• "The wireless music box has no imaginable commercial value. Who would pay for a message sent to nobody in particular?" -- David Sarnoff's associates in response to his urgings for investment in the radio in the 1920s.
  • "While theoretically and technically television may be feasible, commercially and financially it is an impossibility." -- Lee DeForest, inventor.
  • "The concept is interesting and well-formed, but in order to earn better than a 'C', the idea must be feasible." -- A Yale University management professor in response to Fred Smith's paper proposing reliable overnight delivery service. (Smith went on to found Federal Express Corp.)
  • "Who the hell wants to hear actors talk?" -- H. M. Warner, Warner Brothers, 1927.
  • "I'm just glad it'll be Clark Gable who's falling on his face and not Gary Cooper." -- Gary Cooper on his decision not to take the leading role in "Gone With the Wind."
  • "Radio has no future. Heavier-than-air flying machines are impossible. X-rays will prove to be a hoax." -- William Thomson, Lord Kelvin English scientist, 1899.

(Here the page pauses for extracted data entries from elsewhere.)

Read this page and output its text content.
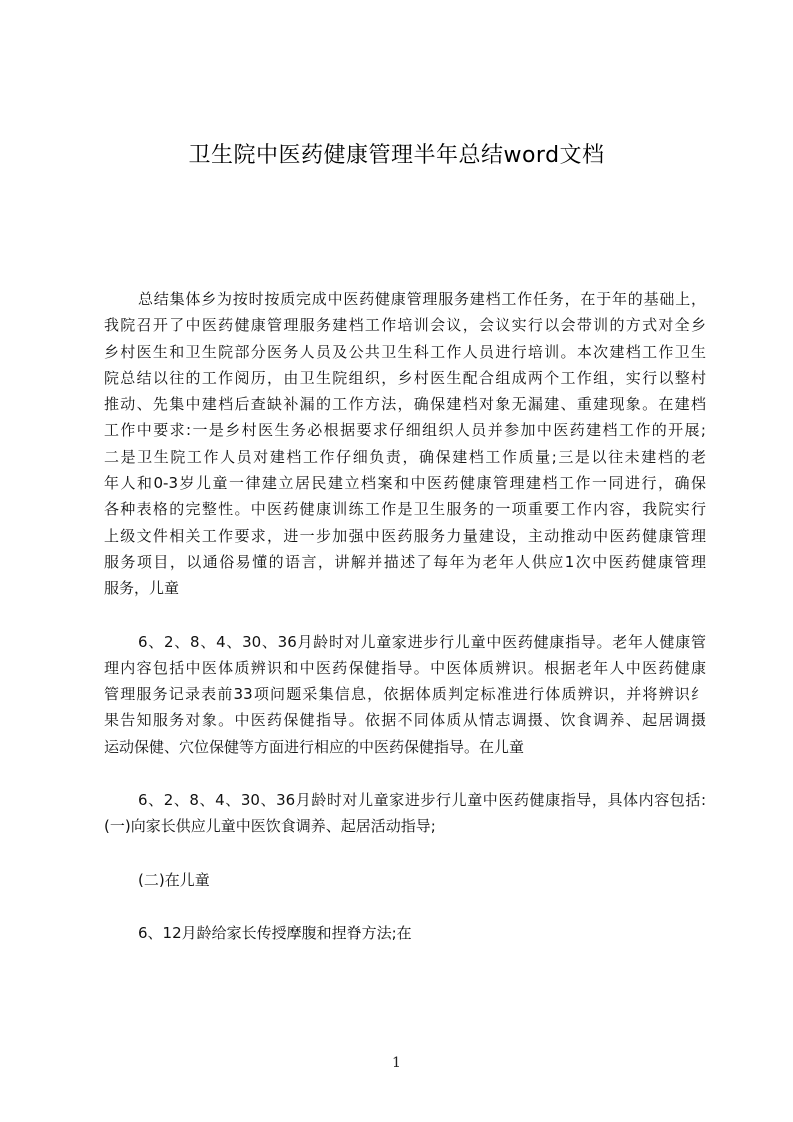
卫生院中医药健康管理半年总结word文档
总结集体乡为按时按质完成中医药健康管理服务建档工作任务，在于年的基础上，
我院召开了中医药健康管理服务建档工作培训会议，会议实行以会带训的方式对全乡
乡村医生和卫生院部分医务人员及公共卫生科工作人员进行培训。本次建档工作卫生
院总结以往的工作阅历，由卫生院组织，乡村医生配合组成两个工作组，实行以整村
推动、先集中建档后查缺补漏的工作方法，确保建档对象无漏建、重建现象。在建档
工作中要求:一是乡村医生务必根据要求仔细组织人员并参加中医药建档工作的开展;
二是卫生院工作人员对建档工作仔细负责，确保建档工作质量;三是以往未建档的老
年人和0-3岁儿童一律建立居民建立档案和中医药健康管理建档工作一同进行，确保
各种表格的完整性。中医药健康训练工作是卫生服务的一项重要工作内容，我院实行
上级文件相关工作要求，进一步加强中医药服务力量建设，主动推动中医药健康管理
服务项目，以通俗易懂的语言，讲解并描述了每年为老年人供应1次中医药健康管理
服务，儿童
6、2、8、4、30、36月龄时对儿童家进步行儿童中医药健康指导。老年人健康管
理内容包括中医体质辨识和中医药保健指导。中医体质辨识。根据老年人中医药健康
管理服务记录表前33项问题采集信息，依据体质判定标准进行体质辨识，并将辨识纟
果告知服务对象。中医药保健指导。依据不同体质从情志调摄、饮食调养、起居调摄
运动保健、穴位保健等方面进行相应的中医药保健指导。在儿童
6、2、8、4、30、36月龄时对儿童家进步行儿童中医药健康指导，具体内容包括:
(一)向家长供应儿童中医饮食调养、起居活动指导;
(二)在儿童
6、12月龄给家长传授摩腹和捏脊方法;在
1
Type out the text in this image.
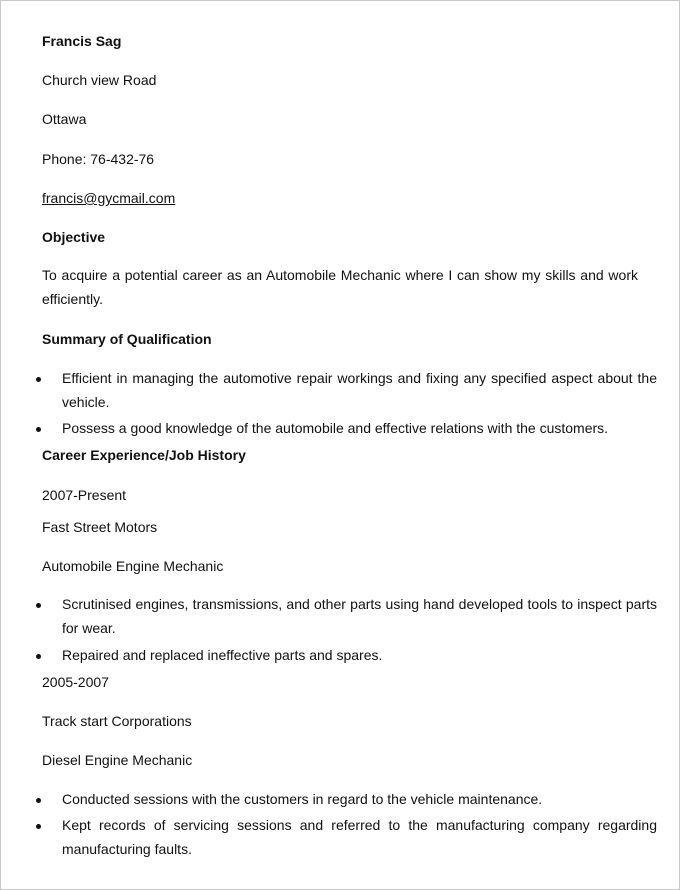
Francis Sag
Church view Road
Ottawa
Phone: 76-432-76
francis@gycmail.com
Objective
To acquire a potential career as an Automobile Mechanic where I can show my skills and work efficiently.
Summary of Qualification
Efficient in managing the automotive repair workings and fixing any specified aspect about the vehicle.
Possess a good knowledge of the automobile and effective relations with the customers.
Career Experience/Job History
2007-Present
Fast Street Motors
Automobile Engine Mechanic
Scrutinised engines, transmissions, and other parts using hand developed tools to inspect parts for wear.
Repaired and replaced ineffective parts and spares.
2005-2007
Track start Corporations
Diesel Engine Mechanic
Conducted sessions with the customers in regard to the vehicle maintenance.
Kept records of servicing sessions and referred to the manufacturing company regarding manufacturing faults.
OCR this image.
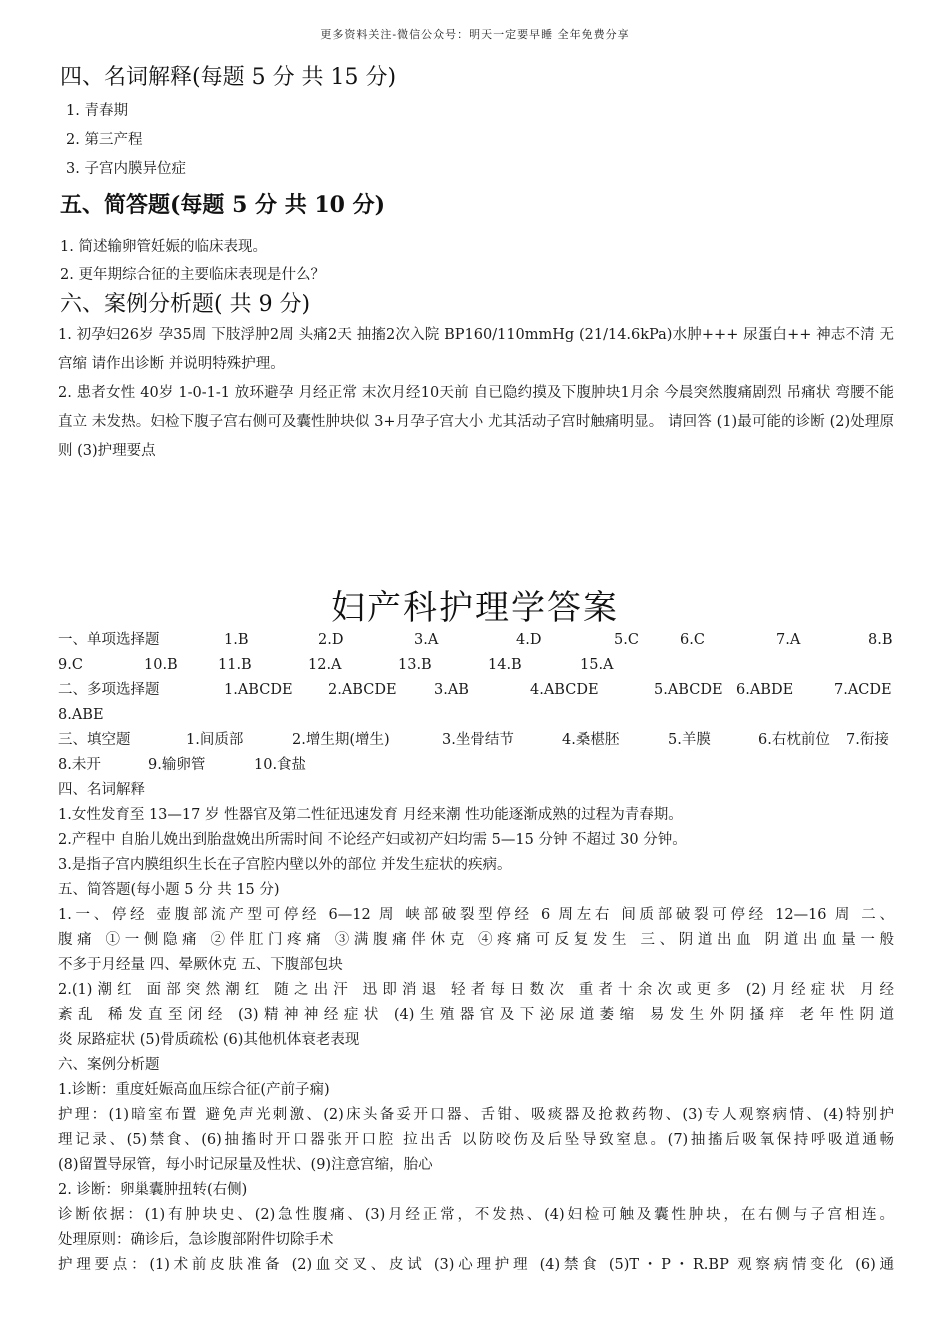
更多资料关注-微信公众号：明天一定要早睡 全年免费分享
四、名词解释(每题 5 分 共 15 分)
1. 青春期
2. 第三产程
3. 子宫内膜异位症
五、简答题(每题 5 分 共 10 分)
1. 简述输卵管妊娠的临床表现。
2. 更年期综合征的主要临床表现是什么？
六、案例分析题( 共 9 分)
1. 初孕妇26岁 孕35周 下肢浮肿2周 头痛2天 抽搐2次入院 BP160/110mmHg (21/14.6kPa)水肿+++ 尿蛋白++ 神志不清 无宫缩 请作出诊断 并说明特殊护理。
2. 患者女性 40岁 1-0-1-1 放环避孕 月经正常 末次月经10天前 自已隐约摸及下腹肿块1月余 今晨突然腹痛剧烈 吊痛状 弯腰不能直立 未发热。妇检下腹子宫右侧可及囊性肿块似 3+月孕子宫大小 尤其活动子宫时触痛明显。 请回答 (1)最可能的诊断 (2)处理原则 (3)护理要点
妇产科护理学答案
一、单项选择题	1.B	2.D	3.A	4.D	5.C	6.C	7.A	8.B
9.C	10.B	11.B	12.A	13.B	14.B	15.A
二、多项选择题	1.ABCDE 2.ABCDE	3.AB	4.ABCDE	5.ABCDE 6.ABDE	7.ACDE
8.ABE
三、填空题	1.间质部	2.增生期(增生)	3.坐骨结节	4.桑椹胚	5.羊膜	6.右枕前位 7.衔接
8.未开	9.输卵管	10.食盐
四、名词解释
1.女性发育至 13—17 岁 性器官及第二性征迅速发育 月经来潮 性功能逐渐成熟的过程为青春期。
2.产程中 自胎儿娩出到胎盘娩出所需时间 不论经产妇或初产妇均需 5—15 分钟 不超过 30 分钟。
3.是指子宫内膜组织生长在子宫腔内壁以外的部位 并发生症状的疾病。
五、简答题(每小题 5 分 共 15 分)
1.一、停经 壶腹部流产型可停经 6—12 周 峡部破裂型停经 6 周左右 间质部破裂可停经 12—16 周 二、
腹痛 ①一侧隐痛 ②伴肛门疼痛 ③满腹痛伴休克 ④疼痛可反复发生 三、阴道出血 阴道出血量一般
不多于月经量 四、晕厥休克 五、下腹部包块
2.(1)潮红 面部突然潮红 随之出汗 迅即消退 轻者每日数次 重者十余次或更多 (2)月经症状 月经
紊乱 稀发直至闭经 (3)精神神经症状 (4)生殖器官及下泌尿道萎缩 易发生外阴搔痒 老年性阴道
炎 尿路症状 (5)骨质疏松 (6)其他机体衰老表现
六、案例分析题
1.诊断：重度妊娠高血压综合征(产前子痫)
护理：(1)暗室布置 避免声光刺激、(2)床头备妥开口器、舌钳、吸痰器及抢救药物、(3)专人观察病情、(4)特别护
理记录、(5)禁食、(6)抽搐时开口器张开口腔 拉出舌 以防咬伤及后坠导致窒息。(7)抽搐后吸氧保持呼吸道通畅
(8)留置导尿管，每小时记尿量及性状、(9)注意宫缩，胎心
2. 诊断：卵巢囊肿扭转(右侧)
诊断依据：(1)有肿块史、(2)急性腹痛、(3)月经正常，不发热、(4)妇检可触及囊性肿块，在右侧与子宫相连。
处理原则：确诊后，急诊腹部附件切除手术
护理要点：(1)术前皮肤准备 (2)血交叉、皮试 (3)心理护理 (4)禁食 (5)T・P・R.BP 观察病情变化 (6)通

  • "So we went to Atari and said, 'Hey, we've got this amazing thing, even built with some of your parts, and what do you think about funding us? Or we'll give it to you. We just want to do it. Pay our salary, we'll come work for you.' And they said, 'No.' So then we went to Hewlett-Packard, and they said, 'Hey, we don't need you. You haven't got through college yet.'" -- Apple Computer Inc. founder Steve Jobs on attempts to get Atari and HP interested in his and Steve Wozniak's personal computer.